In a summer of suckage, this made my day/week/month. It doesn’t take much: I can delight in the little things. (I pretty much have to.) I really delighted in that one.

Here’s the “But…”

On my way home from an appointment this morning, I stopped by to purchase a specific type of journal. There was parking in front. I happened to have extra time on my parking. So I went to Oblation Papers, cruised by the birds and discovered the picture was gone. You know, that didn’t really surprise me. Why would they care to keep a kid’s picture around a few more weeks? (Except it hadn’t been replaced; it was just the ugly rusted cage.)

If it had been another day, another week, another month–it would have been a whatever moment.

But it’s this day, this week, this month. It’s the week where if someone asks me how I’m doing and I can’t blurt out “fine!” or “great!” in a cheerful voice in time, I might start sobbing (oh, blog, there is so much I don’t tell you).

This is a week of heartbreak. No, it’s not just the car.

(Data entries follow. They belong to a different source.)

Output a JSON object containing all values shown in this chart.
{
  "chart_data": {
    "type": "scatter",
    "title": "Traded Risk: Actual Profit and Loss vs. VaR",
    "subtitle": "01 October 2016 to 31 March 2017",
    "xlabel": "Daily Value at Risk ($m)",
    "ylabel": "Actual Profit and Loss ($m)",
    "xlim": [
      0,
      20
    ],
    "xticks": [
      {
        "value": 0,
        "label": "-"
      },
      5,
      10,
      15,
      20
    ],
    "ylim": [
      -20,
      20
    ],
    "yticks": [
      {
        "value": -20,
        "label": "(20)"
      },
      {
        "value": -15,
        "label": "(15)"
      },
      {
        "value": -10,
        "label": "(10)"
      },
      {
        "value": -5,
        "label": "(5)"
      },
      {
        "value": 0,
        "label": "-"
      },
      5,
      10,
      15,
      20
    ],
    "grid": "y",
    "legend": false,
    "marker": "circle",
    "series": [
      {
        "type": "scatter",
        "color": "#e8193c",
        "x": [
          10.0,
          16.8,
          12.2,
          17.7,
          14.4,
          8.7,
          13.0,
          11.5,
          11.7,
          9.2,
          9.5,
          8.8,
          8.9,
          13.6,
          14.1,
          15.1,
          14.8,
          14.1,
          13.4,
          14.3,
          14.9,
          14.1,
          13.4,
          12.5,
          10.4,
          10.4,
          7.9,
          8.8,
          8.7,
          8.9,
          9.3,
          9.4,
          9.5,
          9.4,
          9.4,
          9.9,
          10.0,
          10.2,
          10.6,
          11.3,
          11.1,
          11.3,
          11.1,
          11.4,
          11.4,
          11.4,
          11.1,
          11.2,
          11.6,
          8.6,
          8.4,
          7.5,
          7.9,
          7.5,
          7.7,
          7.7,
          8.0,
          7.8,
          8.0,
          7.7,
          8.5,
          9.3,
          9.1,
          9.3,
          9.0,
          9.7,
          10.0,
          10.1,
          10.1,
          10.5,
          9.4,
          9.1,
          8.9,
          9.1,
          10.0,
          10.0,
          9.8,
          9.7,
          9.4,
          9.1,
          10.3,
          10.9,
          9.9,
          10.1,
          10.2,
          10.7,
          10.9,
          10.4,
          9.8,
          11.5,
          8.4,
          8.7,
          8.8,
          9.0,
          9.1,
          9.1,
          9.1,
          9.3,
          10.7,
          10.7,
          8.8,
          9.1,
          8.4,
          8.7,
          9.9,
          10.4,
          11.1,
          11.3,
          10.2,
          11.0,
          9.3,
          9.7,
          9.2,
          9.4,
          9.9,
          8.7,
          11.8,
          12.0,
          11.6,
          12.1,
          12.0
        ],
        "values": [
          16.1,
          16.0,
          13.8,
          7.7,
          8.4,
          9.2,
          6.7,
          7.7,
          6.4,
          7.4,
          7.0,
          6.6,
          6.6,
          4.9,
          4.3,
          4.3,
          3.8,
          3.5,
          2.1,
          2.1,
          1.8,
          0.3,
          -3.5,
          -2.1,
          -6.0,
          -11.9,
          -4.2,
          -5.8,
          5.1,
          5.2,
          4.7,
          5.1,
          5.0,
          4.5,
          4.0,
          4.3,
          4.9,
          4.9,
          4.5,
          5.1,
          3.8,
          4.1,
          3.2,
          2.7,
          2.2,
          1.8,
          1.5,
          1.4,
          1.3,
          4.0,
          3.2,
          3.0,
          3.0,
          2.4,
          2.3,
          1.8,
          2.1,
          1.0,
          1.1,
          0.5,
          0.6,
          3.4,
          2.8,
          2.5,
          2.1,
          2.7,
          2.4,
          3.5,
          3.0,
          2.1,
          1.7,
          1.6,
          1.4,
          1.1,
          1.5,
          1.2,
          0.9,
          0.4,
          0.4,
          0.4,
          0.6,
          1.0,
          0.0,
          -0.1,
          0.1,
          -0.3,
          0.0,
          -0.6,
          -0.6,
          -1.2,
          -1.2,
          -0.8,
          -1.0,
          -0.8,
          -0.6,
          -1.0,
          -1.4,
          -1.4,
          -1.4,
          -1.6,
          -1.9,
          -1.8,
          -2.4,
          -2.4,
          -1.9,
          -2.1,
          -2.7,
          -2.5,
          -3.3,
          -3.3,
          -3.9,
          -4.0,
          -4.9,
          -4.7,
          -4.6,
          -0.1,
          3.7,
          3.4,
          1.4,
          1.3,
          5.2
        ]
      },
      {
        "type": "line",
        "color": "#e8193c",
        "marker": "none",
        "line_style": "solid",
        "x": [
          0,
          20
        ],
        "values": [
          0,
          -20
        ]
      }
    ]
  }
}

Even though I felt sick imagining in my kid’s picture in their trash (it’s Portland so I hope it was recycled, at least), I got the journal I’d come for, waited while they figured out they’d misplaced my loyalty card (funny, that), and I left in a hurry–not even realizing until I got home that they hadn’t even bothered to give me the 15% off journals special.

Naturally.

So while Oblation Papers has wonderful products and some good memories…we’re in the market for a boutique with a bird. Any suggestions?